APA » Topics » Debt

This excerpt taken from the APA 10-K filed Mar 1, 2007.
We exited 2006 with a debt-to-capitalization ratio of approximately 22 percent, compared to 17 percent at the end of 2005. Yearend 2006 outstanding current and long-term debt totaled $3.8 billion, $1.6 billion higher than yearend 2005. The increase was associated with the issuance of commercial paper in conjunction with $2.4 billion of acquisitions. The Company’s outstanding debt consisted of notes and debentures maturing in the years 2007 through 2096. Approximately $1.8 billion of our total debt is due in 2007. This debt consists of $1.6 billion of commercial paper, that was subsequently reduced with $1.5 billion of long-term debt issued in January 2007, and $170 million of Apache Finance Australia 6.5-percent notes and various money market lines of credit in Argentina and the U.S. The $1.6 billion of commercial paper is fully supported by available borrowing capacity under committed credit facilities which expire in 2011. An additional $100 million in debt matures in 2009 with the remaining $1.9 billion maturing thereafter.
On January 26, 2007, the Company issued $500 million principal amount, $499.5 million net of discount, of senior unsecured 5.625-percent notes maturing January 15, 2017. The Company also issued $1.0 billion principal amount, $993 million net of discount, of senior unsecured 6.0-percent notes maturing January 15, 2037. The notes are redeemable, as a whole or in part, at Apache’s option, subject to a make-whole premium. The proceeds were used to repay a portion of the Company’s outstanding commercial paper and for general corporate purposes. Please refer to Note 5 Debt, Subsequent Debt of Item 15 in this Form 10-K.
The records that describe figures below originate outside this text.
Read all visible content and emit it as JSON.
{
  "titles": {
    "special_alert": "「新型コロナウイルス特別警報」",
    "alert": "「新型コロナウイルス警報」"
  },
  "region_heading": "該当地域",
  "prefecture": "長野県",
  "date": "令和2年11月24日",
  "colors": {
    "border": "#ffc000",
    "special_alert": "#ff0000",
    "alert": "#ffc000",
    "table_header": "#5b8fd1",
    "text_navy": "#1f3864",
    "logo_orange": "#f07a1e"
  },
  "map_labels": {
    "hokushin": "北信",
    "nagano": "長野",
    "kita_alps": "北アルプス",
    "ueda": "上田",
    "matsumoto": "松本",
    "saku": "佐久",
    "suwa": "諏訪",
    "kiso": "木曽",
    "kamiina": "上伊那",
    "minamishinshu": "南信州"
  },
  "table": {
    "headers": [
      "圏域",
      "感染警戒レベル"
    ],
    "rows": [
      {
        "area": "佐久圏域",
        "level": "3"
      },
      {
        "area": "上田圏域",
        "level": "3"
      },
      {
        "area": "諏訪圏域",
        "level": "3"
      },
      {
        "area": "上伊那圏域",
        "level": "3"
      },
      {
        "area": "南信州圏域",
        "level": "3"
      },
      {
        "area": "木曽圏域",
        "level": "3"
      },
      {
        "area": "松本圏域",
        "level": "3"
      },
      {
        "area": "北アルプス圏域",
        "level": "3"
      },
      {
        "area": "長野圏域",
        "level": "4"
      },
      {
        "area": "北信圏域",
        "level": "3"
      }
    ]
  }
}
In May 2006, the Company amended its existing five-year revolving U.S. credit facility which was scheduled to mature on May 28, 2009. The amendment: (a) extended the maturity to May 28, 2011, (b) increased the size of the facility from $750 million to $1.5 billion, and (c) reduced the facility fees from .08 percent to .06 percent and reduced the margin over LIBOR on loans from .27 percent to .19 percent. The lenders also extended the maturity dates of the $150 million Canadian facility, the $150 million Australian facility and $385 million of the $450 million U.S. credit facility, for an additional year to May 12, 2011 from May 12, 2010. The Company also increased commercial paper availability to $1.95 billion from $1.20 billion.
By yearend 2006, the Company extended the maturity of another $50 million of commitments under the $450 million U.S. credit facility for an additional year. As a result, $435 million will mature on May 12, 2011, and $15 million will mature on May 12, 2010.
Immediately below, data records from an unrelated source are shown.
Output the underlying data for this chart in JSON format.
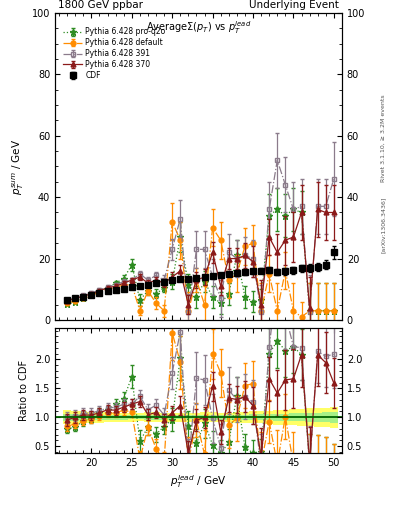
{
  "title_left": "1800 GeV ppbar",
  "title_right": "Underlying Event",
  "plot_title": "Average$\\Sigma(p_T)$ vs $p_T^{lead}$",
  "ylabel_main": "$p_T^{sum}$ / GeV",
  "ylabel_ratio": "Ratio to CDF",
  "xlabel": "$p_T^{l}ead$ / GeV",
  "right_label1": "Rivet 3.1.10, ≥ 3.2M events",
  "right_label2": "[arXiv:1306.3436]",
  "xlim": [
    15.5,
    51
  ],
  "ylim_main": [
    0,
    100
  ],
  "ylim_ratio": [
    0.38,
    2.55
  ],
  "cdf_x": [
    17,
    18,
    19,
    20,
    21,
    22,
    23,
    24,
    25,
    26,
    27,
    28,
    29,
    30,
    31,
    32,
    33,
    34,
    35,
    36,
    37,
    38,
    39,
    40,
    41,
    42,
    43,
    44,
    45,
    46,
    47,
    48,
    49,
    50
  ],
  "cdf_y": [
    6.5,
    7.0,
    7.5,
    8.2,
    8.8,
    9.3,
    9.8,
    10.2,
    10.6,
    11.0,
    11.5,
    12.0,
    12.5,
    13.0,
    13.3,
    13.5,
    13.7,
    14.0,
    14.3,
    14.7,
    15.0,
    15.3,
    15.5,
    15.8,
    16.0,
    16.2,
    15.5,
    15.8,
    16.2,
    16.8,
    17.0,
    17.3,
    18.0,
    22.0
  ],
  "cdf_yerr": [
    0.4,
    0.4,
    0.4,
    0.4,
    0.4,
    0.4,
    0.4,
    0.4,
    0.4,
    0.4,
    0.5,
    0.5,
    0.5,
    0.5,
    0.5,
    0.5,
    0.5,
    0.6,
    0.6,
    0.6,
    0.6,
    0.7,
    0.7,
    0.8,
    0.8,
    0.9,
    1.0,
    1.0,
    1.1,
    1.2,
    1.3,
    1.4,
    1.5,
    2.0
  ],
  "p370_x": [
    17,
    18,
    19,
    20,
    21,
    22,
    23,
    24,
    25,
    26,
    27,
    28,
    29,
    30,
    31,
    32,
    33,
    34,
    35,
    36,
    37,
    38,
    39,
    40,
    41,
    42,
    43,
    44,
    45,
    46,
    47,
    48,
    49,
    50
  ],
  "p370_y": [
    6.2,
    7.0,
    7.8,
    8.5,
    9.5,
    10.5,
    11.0,
    12.0,
    13.0,
    14.0,
    12.0,
    13.0,
    12.0,
    14.0,
    16.0,
    5.0,
    13.0,
    14.0,
    22.0,
    11.0,
    20.0,
    20.0,
    21.0,
    19.0,
    5.0,
    27.0,
    22.0,
    26.0,
    27.0,
    35.0,
    4.0,
    36.0,
    35.0,
    35.0
  ],
  "p370_yerr": [
    0.5,
    0.5,
    0.5,
    0.5,
    0.5,
    0.6,
    0.6,
    0.7,
    0.8,
    1.0,
    1.0,
    1.0,
    1.2,
    1.5,
    2.0,
    3.0,
    2.5,
    2.5,
    3.5,
    3.0,
    3.5,
    3.5,
    4.0,
    5.0,
    8.0,
    6.0,
    6.0,
    8.0,
    8.0,
    9.0,
    10.0,
    9.0,
    9.0,
    9.0
  ],
  "p391_x": [
    17,
    18,
    19,
    20,
    21,
    22,
    23,
    24,
    25,
    26,
    27,
    28,
    29,
    30,
    31,
    32,
    33,
    34,
    35,
    36,
    37,
    38,
    39,
    40,
    41,
    42,
    43,
    44,
    45,
    46,
    47,
    48,
    49,
    50
  ],
  "p391_y": [
    6.5,
    7.2,
    8.0,
    8.8,
    9.8,
    10.8,
    11.5,
    12.5,
    13.0,
    15.0,
    13.0,
    14.5,
    13.0,
    23.0,
    33.0,
    2.5,
    23.0,
    23.0,
    14.0,
    7.0,
    22.0,
    20.0,
    21.0,
    20.0,
    2.5,
    36.0,
    52.0,
    44.0,
    36.0,
    37.0,
    2.5,
    37.0,
    37.0,
    46.0
  ],
  "p391_yerr": [
    0.5,
    0.5,
    0.5,
    0.5,
    0.5,
    0.6,
    0.6,
    0.8,
    0.8,
    1.0,
    1.0,
    1.2,
    1.5,
    3.5,
    6.0,
    6.0,
    6.0,
    6.0,
    6.0,
    6.0,
    6.0,
    6.0,
    6.0,
    6.0,
    9.0,
    9.0,
    9.0,
    9.0,
    9.0,
    9.0,
    12.0,
    9.0,
    9.0,
    12.0
  ],
  "pdef_x": [
    17,
    18,
    19,
    20,
    21,
    22,
    23,
    24,
    25,
    26,
    27,
    28,
    29,
    30,
    31,
    32,
    33,
    34,
    35,
    36,
    37,
    38,
    39,
    40,
    41,
    42,
    43,
    44,
    45,
    46,
    47,
    48,
    49,
    50
  ],
  "pdef_y": [
    5.5,
    6.2,
    7.0,
    8.0,
    9.0,
    10.0,
    10.5,
    11.5,
    11.5,
    3.0,
    9.5,
    5.5,
    3.0,
    32.0,
    26.0,
    3.0,
    13.0,
    5.0,
    30.0,
    26.0,
    13.0,
    15.0,
    24.0,
    25.0,
    3.0,
    15.0,
    3.0,
    16.0,
    3.0,
    1.0,
    3.0,
    3.0,
    3.0,
    3.0
  ],
  "pdef_yerr": [
    0.4,
    0.4,
    0.4,
    0.5,
    0.5,
    0.5,
    0.5,
    0.7,
    0.8,
    1.5,
    1.5,
    2.0,
    2.0,
    6.0,
    6.0,
    6.0,
    4.0,
    6.0,
    6.0,
    6.0,
    6.0,
    6.0,
    6.0,
    6.0,
    9.0,
    6.0,
    9.0,
    6.0,
    9.0,
    5.0,
    9.0,
    9.0,
    9.0,
    9.0
  ],
  "pq2o_x": [
    17,
    18,
    19,
    20,
    21,
    22,
    23,
    24,
    25,
    26,
    27,
    28,
    29,
    30,
    31,
    32,
    33,
    34,
    35,
    36,
    37,
    38,
    39,
    40,
    41,
    42,
    43,
    44,
    45,
    46,
    47,
    48,
    49,
    50
  ],
  "pq2o_y": [
    5.2,
    5.8,
    7.0,
    8.0,
    9.5,
    10.5,
    12.0,
    13.5,
    18.0,
    6.5,
    9.5,
    8.5,
    10.5,
    12.5,
    27.0,
    11.5,
    7.5,
    12.5,
    7.5,
    5.5,
    8.5,
    21.0,
    7.5,
    6.0,
    6.5,
    34.0,
    36.0,
    34.0,
    36.0,
    35.0,
    3.0,
    3.0,
    3.0,
    3.0
  ],
  "pq2o_yerr": [
    0.4,
    0.4,
    0.5,
    0.5,
    0.5,
    0.5,
    0.7,
    1.0,
    2.0,
    2.0,
    1.5,
    1.5,
    1.5,
    2.5,
    5.0,
    3.5,
    3.5,
    3.5,
    3.5,
    3.5,
    3.5,
    5.0,
    3.5,
    3.5,
    3.5,
    7.0,
    7.0,
    7.0,
    7.0,
    7.0,
    9.0,
    9.0,
    9.0,
    9.0
  ],
  "color_cdf": "#000000",
  "color_370": "#8B1A1A",
  "color_391": "#8B7B8B",
  "color_def": "#FF8C00",
  "color_q2o": "#2E8B22",
  "xticks": [
    20,
    25,
    30,
    35,
    40,
    45,
    50
  ],
  "yticks_main": [
    0,
    20,
    40,
    60,
    80,
    100
  ],
  "yticks_ratio": [
    0.5,
    1.0,
    1.5,
    2.0
  ]
}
The financial covenants of the credit facilities require the Company to maintain a debt-to-capitalization ratio of not greater than 60 percent at the end of any fiscal quarter. The negative covenants include restrictions on the Company’s ability to create liens and security interests on our assets, with exceptions for liens typically arising in the oil and gas industry, purchase money liens and liens arising as a matter of law, such as tax and mechanics liens. The Company may incur liens on assets located in the U.S., Canada and Australia of up to five percent of the Company’s consolidated assets. There are no restrictions on incurring liens in countries other than the U.S., Canada and Australia. There are also restrictions on Apache’s ability to merge with another entity, unless the Company is the surviving entity, and a restriction on our ability to guarantee debt of entities not within our consolidated group.
There are no clauses in the facilities that permit the lenders to accelerate payments or refuse to lend based on unspecified material adverse changes (MAC clauses). The credit facility agreements do not have drawdown restrictions or prepayment obligations in the event of a decline in credit ratings. However, the agreements allow the lenders to accelerate payments and terminate lending commitments if Apache Corporation, or any of its U.S., Canadian and Australian subsidiaries, defaults on any direct payment obligation in excess of $100 million or has any unpaid, non-appealable judgment against it in excess of $100 million. The Company was in compliance with the terms of the credit facilities as of December 31, 2006.